Photo+by+Golibtolibov

Photo by Golibtolibov

Inflation reaches another 40-year high as the country continues to deal with supply chain shortages; President Biden says Russia is partly to blame.

This month’s inflation report released by the Bureau of Labor Statistics records an inflation rate of 8.5% year-on-year, a 1.2% increase from February’s report.

The most dramatic price increase was seen in the gasoline index, where prices rose 18.3% in March and 32% throughout the last year. According to the Bureau of Labor Statistics, the rise in gasoline prices “accounted for over half of the all items monthly increase.”
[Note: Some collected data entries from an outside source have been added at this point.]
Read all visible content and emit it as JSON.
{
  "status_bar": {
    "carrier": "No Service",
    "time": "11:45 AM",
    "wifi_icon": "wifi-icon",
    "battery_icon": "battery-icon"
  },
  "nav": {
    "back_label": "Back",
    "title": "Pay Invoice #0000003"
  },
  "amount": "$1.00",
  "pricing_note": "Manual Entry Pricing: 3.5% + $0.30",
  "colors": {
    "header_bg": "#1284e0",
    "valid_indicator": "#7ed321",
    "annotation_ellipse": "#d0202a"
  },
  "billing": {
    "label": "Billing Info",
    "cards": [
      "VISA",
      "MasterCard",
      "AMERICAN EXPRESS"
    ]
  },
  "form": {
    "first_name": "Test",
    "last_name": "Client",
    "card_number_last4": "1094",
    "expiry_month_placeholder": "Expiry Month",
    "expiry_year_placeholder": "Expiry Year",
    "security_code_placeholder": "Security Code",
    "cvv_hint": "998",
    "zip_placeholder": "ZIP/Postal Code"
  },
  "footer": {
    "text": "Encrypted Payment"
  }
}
Food prices also saw a 1% increase within the last month, totaling an 8.8% increase year-to-year.
While most prices continued to rise, the cost of used cars and trucks decreased by 3.8% throughout the month.

The Producer Price Index (PPI) also rose by 11.2% year-to-year, which is a potential signal for more inflation. An article from Investopedia says, “Because it measures price changes before they reach consumers, some analysts see it as an earlier prediction of inflation than the CPI.”

President Joe Biden attributes most of this month’s inflation to the Russia-Ukraine conflict, as he referred to the price increases as “Putin’s price hike”.

Biden said in a statement, “What people don’t know is that 70 percent of the increase in inflation was the consequence of Putin’s price hike because of the impact on oil prices. Seventy percent.”

In efforts to curb inflation, the Federal Reserve has increased interest rates by 0.25% as of mid-March, the first increase since December 2018. According to CNBC, “the committee also penciled in increases at each of the six remaining meetings this year, pointing to a consensus funds rate of 1.9% by year’s end.”

Historically, increases in interest rates lead to slower economic growth, posing challenges to the Federal Reserve as they try to rein in inflation without causing the economy to contract.
In fact, some economic analysts believe that the economy is at greater risk of recession as interest rates go up.

According to an article from Bloomberg, Goldman Sachs assessed a 35% chance of recession in the US within the next couple of years.

In further efforts to reduce the impact of increased gas prices, President Biden approved the use of E15 gasoline. While the gas has a higher ethanol blend than the traditional E10 gasoline, Biden believes it’s a necessary move to help Americans.

“It’s not going to solve all our problems, but it’s going to help some people. And I’m committed to do whatever I can to help — even if it’s an extra buck or two in their pockets as they fill up — to make a difference in people’s lives,” he said.

In addition, Biden reversed his previous decision and approved leases to drill on public land to increase oil production in the US. ABC reports, “The administration was set to start selling leases for drilling on public lands — putting 144,000 acres of lands up for lease in nine states as soon as Monday –”

The decision comes nearly a month after he announced a halt on Russian oil imports, which led to sharp spikes in gas prices throughout the US.

The increase in domestic oil production is a part of Biden’s effort to lower gas prices and alleviate the burden on American families.